Bei der Autofahrt vom südlichen Flughafen ins Zentrum Nikosias kann man sie
kaum übersehen. „Eine Provokation!“, meinte auch M., denn es ist klar, dass
sich der überdimensionierte rote Halbmond samt Stern über den Süden erhebt,
um dem allgemeinen Konsens zu trotzen: Nordzypern wird – außer von der
Türkei – international nicht anerkannt.
## Mitten durch Nikosia
Seit griechischem Putsch und türkischer Militärintervention 1974 wird die
Inselrepublik von einer Grenze durchzogen, die mitten durch Nikosia
verläuft, die letzte geteilte Hauptstadt Europas. Ich staune nicht schlecht
über die provisorisch wirkenden Barrikaden aus Sandsäcken und Ölfässern.

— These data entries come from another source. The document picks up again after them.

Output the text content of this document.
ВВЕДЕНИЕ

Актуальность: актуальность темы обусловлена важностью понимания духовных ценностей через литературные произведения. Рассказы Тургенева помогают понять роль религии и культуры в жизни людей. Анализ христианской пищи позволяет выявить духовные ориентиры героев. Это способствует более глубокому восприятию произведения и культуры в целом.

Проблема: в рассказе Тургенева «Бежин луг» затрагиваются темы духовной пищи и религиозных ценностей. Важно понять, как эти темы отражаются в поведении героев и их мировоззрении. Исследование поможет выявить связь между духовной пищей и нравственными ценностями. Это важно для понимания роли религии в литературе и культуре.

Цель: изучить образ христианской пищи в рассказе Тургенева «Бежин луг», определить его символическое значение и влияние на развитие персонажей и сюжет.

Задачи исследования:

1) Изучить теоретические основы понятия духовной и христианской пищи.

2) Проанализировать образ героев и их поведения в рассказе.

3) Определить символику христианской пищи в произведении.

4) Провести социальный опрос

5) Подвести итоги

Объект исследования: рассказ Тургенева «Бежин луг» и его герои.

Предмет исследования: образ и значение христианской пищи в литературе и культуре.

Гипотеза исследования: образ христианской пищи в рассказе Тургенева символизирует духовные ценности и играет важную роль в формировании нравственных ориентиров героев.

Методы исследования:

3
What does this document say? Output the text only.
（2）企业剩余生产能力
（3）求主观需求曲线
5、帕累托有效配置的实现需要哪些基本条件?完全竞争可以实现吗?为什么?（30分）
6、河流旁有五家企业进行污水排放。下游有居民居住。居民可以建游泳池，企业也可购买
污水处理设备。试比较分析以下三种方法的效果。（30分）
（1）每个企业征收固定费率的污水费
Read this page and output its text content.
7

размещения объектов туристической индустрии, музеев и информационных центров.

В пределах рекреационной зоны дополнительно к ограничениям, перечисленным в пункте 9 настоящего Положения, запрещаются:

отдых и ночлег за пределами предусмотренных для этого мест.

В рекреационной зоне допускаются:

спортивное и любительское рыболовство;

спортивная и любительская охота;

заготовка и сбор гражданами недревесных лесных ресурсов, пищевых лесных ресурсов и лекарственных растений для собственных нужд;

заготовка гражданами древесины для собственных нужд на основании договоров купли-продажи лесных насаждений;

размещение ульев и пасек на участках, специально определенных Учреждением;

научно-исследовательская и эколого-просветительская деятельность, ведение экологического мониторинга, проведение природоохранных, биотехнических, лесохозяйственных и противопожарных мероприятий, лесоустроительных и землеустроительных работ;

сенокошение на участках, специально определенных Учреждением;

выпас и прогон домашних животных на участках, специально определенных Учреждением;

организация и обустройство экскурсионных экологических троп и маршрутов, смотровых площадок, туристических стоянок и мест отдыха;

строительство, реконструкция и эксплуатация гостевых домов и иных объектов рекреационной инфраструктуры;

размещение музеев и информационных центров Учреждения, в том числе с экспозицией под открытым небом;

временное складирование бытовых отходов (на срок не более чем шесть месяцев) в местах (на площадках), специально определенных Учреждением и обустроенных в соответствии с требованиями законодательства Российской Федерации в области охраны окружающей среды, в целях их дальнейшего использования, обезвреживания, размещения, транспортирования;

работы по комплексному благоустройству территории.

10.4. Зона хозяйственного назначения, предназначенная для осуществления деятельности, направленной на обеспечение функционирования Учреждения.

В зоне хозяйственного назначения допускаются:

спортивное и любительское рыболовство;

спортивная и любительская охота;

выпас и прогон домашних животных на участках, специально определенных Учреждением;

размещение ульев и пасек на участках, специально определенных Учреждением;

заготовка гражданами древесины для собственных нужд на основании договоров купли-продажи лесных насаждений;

Die Innenstadt wirkt fast wie eine Filmkulisse, entlang derer eine
bedächtige Stille herrscht: Die grenznahen, einst prachtvollen Häuser sind
verwaist und überwuchert. Die Soldaten in sandfarbener Uniform nehme ich
erst wahr, als einer vor mir laut zu gähnen beginnt.
Bevor M. nach Köln zog, organisierte er oft spontane Partys entlang der
„Green Line“ – jener 1974 von UN-Friedenstruppen gezogene Pufferzone, die
eine Eskalation zwischen griechischen und türkischen Zyprioten verhindern
soll. Ein paar Lautsprecherboxen richtete M. dabei immer gezielt gen
Norden, „um in Kontakt zu bleiben“. Ob seine Signale erwidert wurden?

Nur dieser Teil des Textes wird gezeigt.